Top Ride is a racing mode on smaller, simpler tracks, and is viewed from above the track. Due to the decreased track size, the default number of laps is increased per track. Top Ride has only two vehicles to choose from; the red Free Star moves in the direction the Control Stick is tilted, while the blue Steer Star rotates clockwise or counterclockwise based on tilting the Control Stick right or left.
Like Air Ride, Top Ride also has Time Attack and Free Run modes. There are seven courses total, based on seven different themes: Grass, Sand, Sky, Fire, Light, Water and Metal.
City Trial is a larger mode where players must navigate a city, along with several more sections such as a forest, cave, and volcano, while grabbing Air Ride machine upgrade items, such as boosts, top speeds, charges, offense, defense, and more. Various Air Ride vehicles are randomly scattered throughout the city, allowing the player to switch vehicles at any time in the game. Players can even collect rare machine pieces to fuse together into a "Legendary Air Ride Machine," either the Dragoon or the Hydra. This mode also features random events such as falling meteors, UFOs, Dyna Blade, rail station fires, bouncing items, fake power-ups, a strange pillar, a thief, all boxes containing the same items, dense fog, and more. When time expires, players face off in a small competition that tests how well your machine ended up, which can vary between a drag race, a brawl, a contest to destroy the most enemies, a gliding game, and even a lap on one of the Air Ride courses.
Kirby Air Ride (known as Kirby Bowl 64 or Kirby Ball 64 at the time) was originally in development during the early days of the Nintendo 64 video game console. It was one of only two playable demos shown at the Nintendo 64's unveiling at the 1995 Shoshinkai show (the other being Super Mario 64). At this point the game consisted of two sub-games. One was somewhat similar to Marble Madness, as players would control a ball-shaped Kirby to either race across an obstacle course (in single player) or knock competing players off the playing field (in multiplayer). The other more closely resembled the final game: a snowboarding race in which Kirby collects stars for points. It went through many changes during its elongated development period (the version shown at the 1996 E3 resembled a skateboarding sim) before eventually being canceled and then resurfacing on the GameCube in the form of a short video preview in March 2003 at the annual DICE summit in Las Vegas, at which point it received its final title. This preview received a mainly negative reception due to slow speeds and poor graphics, which led to the cancellation.

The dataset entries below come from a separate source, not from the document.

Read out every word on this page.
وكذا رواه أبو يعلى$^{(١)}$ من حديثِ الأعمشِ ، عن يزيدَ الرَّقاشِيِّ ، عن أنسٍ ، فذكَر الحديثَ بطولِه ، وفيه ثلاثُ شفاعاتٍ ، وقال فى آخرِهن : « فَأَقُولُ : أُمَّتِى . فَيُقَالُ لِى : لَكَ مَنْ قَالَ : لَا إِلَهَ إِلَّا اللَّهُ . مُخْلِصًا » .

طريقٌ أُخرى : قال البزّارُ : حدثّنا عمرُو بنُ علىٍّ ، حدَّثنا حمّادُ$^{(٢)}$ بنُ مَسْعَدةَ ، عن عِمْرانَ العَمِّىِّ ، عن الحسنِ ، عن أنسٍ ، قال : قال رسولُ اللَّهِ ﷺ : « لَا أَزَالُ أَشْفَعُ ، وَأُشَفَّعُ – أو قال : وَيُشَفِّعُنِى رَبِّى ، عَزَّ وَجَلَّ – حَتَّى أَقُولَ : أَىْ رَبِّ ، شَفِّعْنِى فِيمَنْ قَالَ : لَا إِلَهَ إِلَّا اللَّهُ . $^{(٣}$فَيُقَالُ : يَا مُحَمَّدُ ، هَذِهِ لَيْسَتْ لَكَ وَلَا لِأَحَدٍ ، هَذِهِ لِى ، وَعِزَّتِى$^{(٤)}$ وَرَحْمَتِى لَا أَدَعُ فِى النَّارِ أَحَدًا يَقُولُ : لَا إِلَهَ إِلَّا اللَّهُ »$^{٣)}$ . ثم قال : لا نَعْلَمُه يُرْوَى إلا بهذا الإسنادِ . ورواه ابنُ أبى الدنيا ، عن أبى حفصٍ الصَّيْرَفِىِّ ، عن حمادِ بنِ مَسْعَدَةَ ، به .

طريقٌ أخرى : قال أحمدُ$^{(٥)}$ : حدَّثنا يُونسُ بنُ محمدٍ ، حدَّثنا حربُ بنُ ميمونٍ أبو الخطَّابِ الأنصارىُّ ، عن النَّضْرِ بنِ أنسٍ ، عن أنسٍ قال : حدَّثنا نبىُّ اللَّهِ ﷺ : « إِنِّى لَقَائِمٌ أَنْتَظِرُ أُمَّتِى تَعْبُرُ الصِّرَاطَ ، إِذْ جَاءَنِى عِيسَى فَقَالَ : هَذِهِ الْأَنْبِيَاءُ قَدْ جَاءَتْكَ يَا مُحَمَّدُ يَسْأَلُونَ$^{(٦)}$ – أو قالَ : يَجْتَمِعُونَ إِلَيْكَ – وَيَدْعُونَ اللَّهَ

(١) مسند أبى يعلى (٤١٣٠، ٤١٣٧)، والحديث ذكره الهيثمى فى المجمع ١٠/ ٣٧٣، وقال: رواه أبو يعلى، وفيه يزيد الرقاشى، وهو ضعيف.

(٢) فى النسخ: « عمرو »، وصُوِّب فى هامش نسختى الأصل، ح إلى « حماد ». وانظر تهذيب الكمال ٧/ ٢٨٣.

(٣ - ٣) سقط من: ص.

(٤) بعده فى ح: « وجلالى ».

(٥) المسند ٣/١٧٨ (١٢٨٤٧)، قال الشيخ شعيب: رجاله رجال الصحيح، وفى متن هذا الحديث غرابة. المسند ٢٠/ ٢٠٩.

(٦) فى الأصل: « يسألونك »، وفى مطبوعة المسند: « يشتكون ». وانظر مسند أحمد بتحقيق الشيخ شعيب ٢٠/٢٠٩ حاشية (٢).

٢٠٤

Kirby Air Ride was first seen in playable form at E3 in May later that year. The demo contained five playable tracks and three different game modes. The reception to the playable demo was more positive than they were from previous showings.

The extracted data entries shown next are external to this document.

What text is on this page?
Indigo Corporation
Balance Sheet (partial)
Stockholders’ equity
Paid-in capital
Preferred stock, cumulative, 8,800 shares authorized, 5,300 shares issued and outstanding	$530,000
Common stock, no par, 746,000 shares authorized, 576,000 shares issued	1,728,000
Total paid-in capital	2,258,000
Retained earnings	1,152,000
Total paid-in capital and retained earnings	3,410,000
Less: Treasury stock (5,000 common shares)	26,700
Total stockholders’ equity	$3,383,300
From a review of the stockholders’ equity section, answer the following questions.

Masahiro Sakurai, the game designer behind most of the early games in the Kirby series, resigned from his position at HAL Laboratory shortly after the game's release, citing that he was tiring of the constant pressure from the industry to keep creating sequels.
The soundtrack was composed by Shogo Sakai, Jun Ishikawa, Hirokazu Ando, and Tadashi Ikegami. These same composers also worked on Super Smash Bros. Melee.
Kirby Air Ride features songs from the Japanese version of Kirby: Right Back at Ya! (the game was also advertised at the end of some episodes).
Kirby Air Ride sold 422,311 copies in Japan and 750,000 in the United States. Upon its release, the game received mixed reviews according to the review aggregator website Metacritic. Most websites and magazines praised its clean presentation, music, and the originality of the City Trial mode while criticizing its gameplay as being overly simple. Kirby Air Ride's similarity to other titles released for the GameCube around the same time (most notably F-Zero GX and Mario Kart: Double Dash, both of which were also made by Nintendo) resulted in it being categorized as a rather throwaway title. In Japan, Famitsu gave it a score of two eights and two nines for a total of 34 out of 40.